There are many potential causes for this increased prevalence and mortality from cancer in the over 65s. Cancer incidence increases with age partly because older people’s cells have divided more, so they have had more chances to develop the genetic mutations required to become cancerous. Additionally older people have also had more time to be exposed to carcinogens. However, whilst environmental causes may not be preventable, lifestyle causes are. It is thought that as many as forty percent of all cancers could be prevented by lifestyle changes, such as stopping smoking, reducing alcohol intake or increasing physical activity. It is important to note that it is not too late to make changes in their lifestyle.

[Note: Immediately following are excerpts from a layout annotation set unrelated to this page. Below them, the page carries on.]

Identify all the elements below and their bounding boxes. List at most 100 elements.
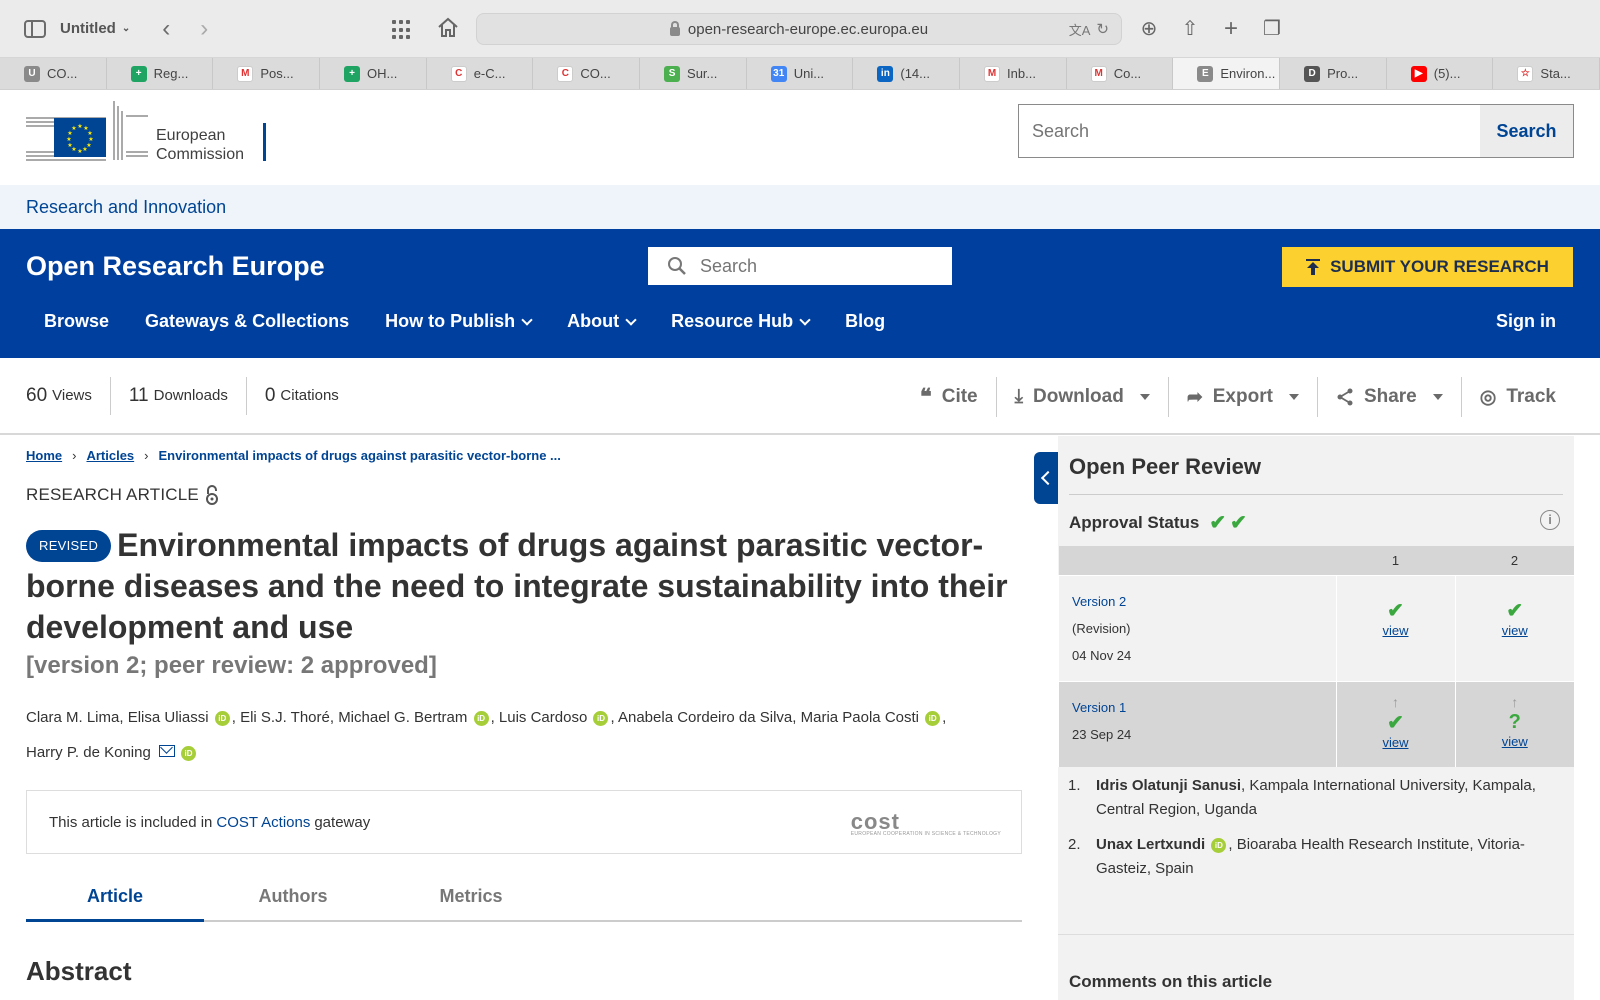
- orcid-icon[interactable]: iD: [214, 711, 230, 726]
- gateway-box: This article is included in COST Actions…: [26, 790, 1022, 854]
- browser-tab[interactable]: S Sur...: [640, 58, 747, 89]
- browser-tab[interactable]: ☆ Sta...: [1493, 58, 1600, 89]
- share-icon[interactable]: ⇧: [1178, 17, 1202, 41]
- orcid-icon[interactable]: iD: [925, 711, 941, 726]
- approval-status: Approval Status ✔ ✔: [1069, 512, 1247, 534]
- window-title[interactable]: Untitled ⌄: [60, 20, 130, 37]
- ec-search-button[interactable]: Search: [1480, 105, 1573, 157]
- tab-metrics[interactable]: Metrics: [382, 874, 560, 920]
- orcid-icon[interactable]: iD: [593, 711, 609, 726]
- chevron-down-icon: ⌄: [121, 23, 131, 34]
- svg-text:★: ★: [66, 136, 71, 143]
- breadcrumb-articles[interactable]: Articles: [86, 448, 134, 463]
- view-report-link[interactable]: view: [1337, 623, 1455, 638]
- collapse-panel-button[interactable]: [1034, 452, 1058, 504]
- ore-search-input[interactable]: [700, 255, 930, 277]
- browser-tab[interactable]: Ce-C...: [427, 58, 534, 89]
- menu-how-to-publish[interactable]: How to Publish: [385, 311, 533, 332]
- browser-tab[interactable]: M Inb...: [960, 58, 1067, 89]
- browser-tab[interactable]: 31 Uni...: [747, 58, 854, 89]
- ore-brand[interactable]: Open Research Europe: [26, 251, 325, 282]
- tab-label: e-C...: [473, 66, 506, 81]
- author-name[interactable]: Maria Paola Costi: [801, 709, 919, 726]
- download-button[interactable]: ⤓ Download: [997, 377, 1169, 417]
- cite-button[interactable]: ❝ Cite: [902, 377, 997, 417]
- address-bar[interactable]: open-research-europe.ec.europa.eu 文A ↻: [476, 13, 1122, 45]
- article-column: Home › Articles › Environmental impacts …: [26, 436, 1022, 987]
- browser-tab[interactable]: C CO...: [533, 58, 641, 89]
- tab-overview-icon[interactable]: ❐: [1260, 17, 1284, 41]
- browser-tab[interactable]: E Environ...: [1173, 58, 1281, 89]
- apps-grid-icon[interactable]: [392, 20, 412, 40]
- menu-blog[interactable]: Blog: [845, 311, 885, 332]
- reviewer-name[interactable]: Idris Olatunji Sanusi: [1096, 777, 1241, 794]
- author-name[interactable]: Michael G. Bertram: [338, 709, 467, 726]
- research-innovation-link[interactable]: Research and Innovation: [26, 197, 226, 218]
- menu-browse[interactable]: Browse: [44, 311, 109, 332]
- author-name[interactable]: Elisa Uliassi: [128, 709, 209, 726]
- views-metric: 60 Views: [0, 376, 111, 415]
- european-commission-logo[interactable]: ★ ★★★★★ ★★★★★★ European Commission: [26, 96, 266, 172]
- sidebar-toggle-icon[interactable]: [24, 19, 46, 38]
- track-button[interactable]: ◎ Track: [1462, 377, 1574, 417]
- author-name[interactable]: Harry P. de Koning: [26, 744, 151, 761]
- author-name[interactable]: Eli S.J. Thoré: [240, 709, 330, 726]
- breadcrumb-current[interactable]: Environmental impacts of drugs against p…: [159, 448, 561, 463]
- share-button[interactable]: Share: [1318, 377, 1462, 417]
- version-cell: Version 2 (Revision) 04 Nov 24: [1058, 574, 1336, 681]
- svg-text:European: European: [156, 127, 225, 144]
- back-arrow-icon[interactable]: ‹: [158, 16, 174, 41]
- question-mark-icon: ?: [1508, 710, 1521, 733]
- author-name[interactable]: Clara M. Lima: [26, 709, 119, 726]
- email-icon[interactable]: [158, 745, 175, 757]
- ore-search-box[interactable]: [648, 247, 952, 285]
- author-name[interactable]: Anabela Cordeiro da Silva: [618, 709, 792, 726]
- cost-logo[interactable]: cost EUROPEAN COOPERATION IN SCIENCE & TE…: [851, 809, 1001, 837]
- author-name[interactable]: Luis Cardoso: [499, 709, 587, 726]
- browser-tab[interactable]: M Co...: [1067, 58, 1174, 89]
- reviewer-number: 1.: [1068, 777, 1081, 794]
- breadcrumb: Home › Articles › Environmental impacts …: [26, 448, 1022, 463]
- browser-tab[interactable]: in (14...: [853, 58, 961, 89]
- browser-tab[interactable]: M Pos...: [213, 58, 321, 89]
- table-header-reviewer-2: 2: [1455, 546, 1574, 575]
- orcid-icon[interactable]: iD: [473, 711, 489, 726]
- orcid-icon[interactable]: iD: [1211, 838, 1227, 853]
- version-2-link[interactable]: Version 2: [1072, 588, 1323, 615]
- new-tab-icon[interactable]: +: [1219, 17, 1243, 41]
- breadcrumb-home[interactable]: Home: [26, 448, 62, 463]
- info-icon[interactable]: i: [1540, 510, 1560, 530]
- browser-tab[interactable]: ▶ (5)...: [1387, 58, 1494, 89]
- divider: [1069, 494, 1563, 495]
- download-icon[interactable]: ⊕: [1137, 17, 1161, 41]
- sign-in-link[interactable]: Sign in: [1496, 311, 1556, 332]
- submit-research-button[interactable]: SUBMIT YOUR RESEARCH: [1282, 247, 1573, 287]
- export-button[interactable]: ➦ Export: [1169, 377, 1318, 417]
- browser-tab[interactable]: + Reg...: [107, 58, 214, 89]
- reload-icon[interactable]: ↻: [1096, 20, 1109, 38]
- tab-favicon-icon: C: [557, 65, 574, 82]
- home-icon[interactable]: [436, 16, 460, 40]
- tab-article[interactable]: Article: [26, 874, 204, 922]
- view-report-link[interactable]: view: [1456, 623, 1575, 638]
- svg-text:★: ★: [77, 123, 82, 130]
- browser-tab[interactable]: + OH...: [320, 58, 427, 89]
- ec-search-input[interactable]: [1019, 105, 1480, 157]
- tab-authors[interactable]: Authors: [204, 874, 382, 920]
- main-content: Home › Articles › Environmental impacts …: [0, 436, 1600, 1000]
- menu-resource-hub[interactable]: Resource Hub: [671, 311, 811, 332]
- view-report-link[interactable]: view: [1337, 735, 1455, 750]
- reviewer-name[interactable]: Unax Lertxundi: [1096, 836, 1205, 853]
- cost-actions-link[interactable]: COST Actions: [216, 814, 310, 831]
- translate-icon[interactable]: 文A: [1069, 20, 1091, 39]
- tab-label: (14...: [900, 66, 930, 81]
- menu-about[interactable]: About: [567, 311, 637, 332]
- svg-text:★: ★: [67, 142, 72, 149]
- menu-gateways-collections[interactable]: Gateways & Collections: [145, 311, 349, 332]
- browser-tab[interactable]: U CO...: [0, 58, 107, 89]
- version-1-link[interactable]: Version 1: [1072, 694, 1323, 721]
- forward-arrow-icon[interactable]: ›: [196, 16, 212, 41]
- browser-tab[interactable]: D Pro...: [1280, 58, 1387, 89]
- orcid-icon[interactable]: iD: [180, 746, 196, 761]
- view-report-link[interactable]: view: [1456, 734, 1575, 749]
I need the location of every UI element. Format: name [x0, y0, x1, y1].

Other potential causes of increased mortality in patients over 65 may include the fact that on average cancer in older patients is diagnosed at a later stage than normal, which means that the treatment options and their effectiveness are often reduced. This delay in diagnosis may be because older patients are less aware of the signs and symptoms of cancer or these symptoms may be confused with other conditions that affect the older population. Additionally this may make cancer diagnosis in the early stages more difficult for GPs, particularly because they see very few cases of cancer annually.

Monica Izmajlowicz, Leukaemia CARE Chief Executive, said: “The trends highlighted in this report are potentially very worrying. With the UK continuing to lag behind many of our European counterparts in terms of survival rates, it is important to note this high percentage of mortality in older patients as a key area for improvement. Essential to improving survival rates in older patients is earlier diagnosis, which requires increased patient awareness and for GPs to be given more support to enable them to spot the signs and symptoms of cancer earlier. This is why we are in the process of developing our early diagnostic e-learning tool for GPs for all blood cancers, which is set to launch next year. We want to be able to support our GPs and provide them with the knowledge to spot the symptoms of blood cancer earlier.”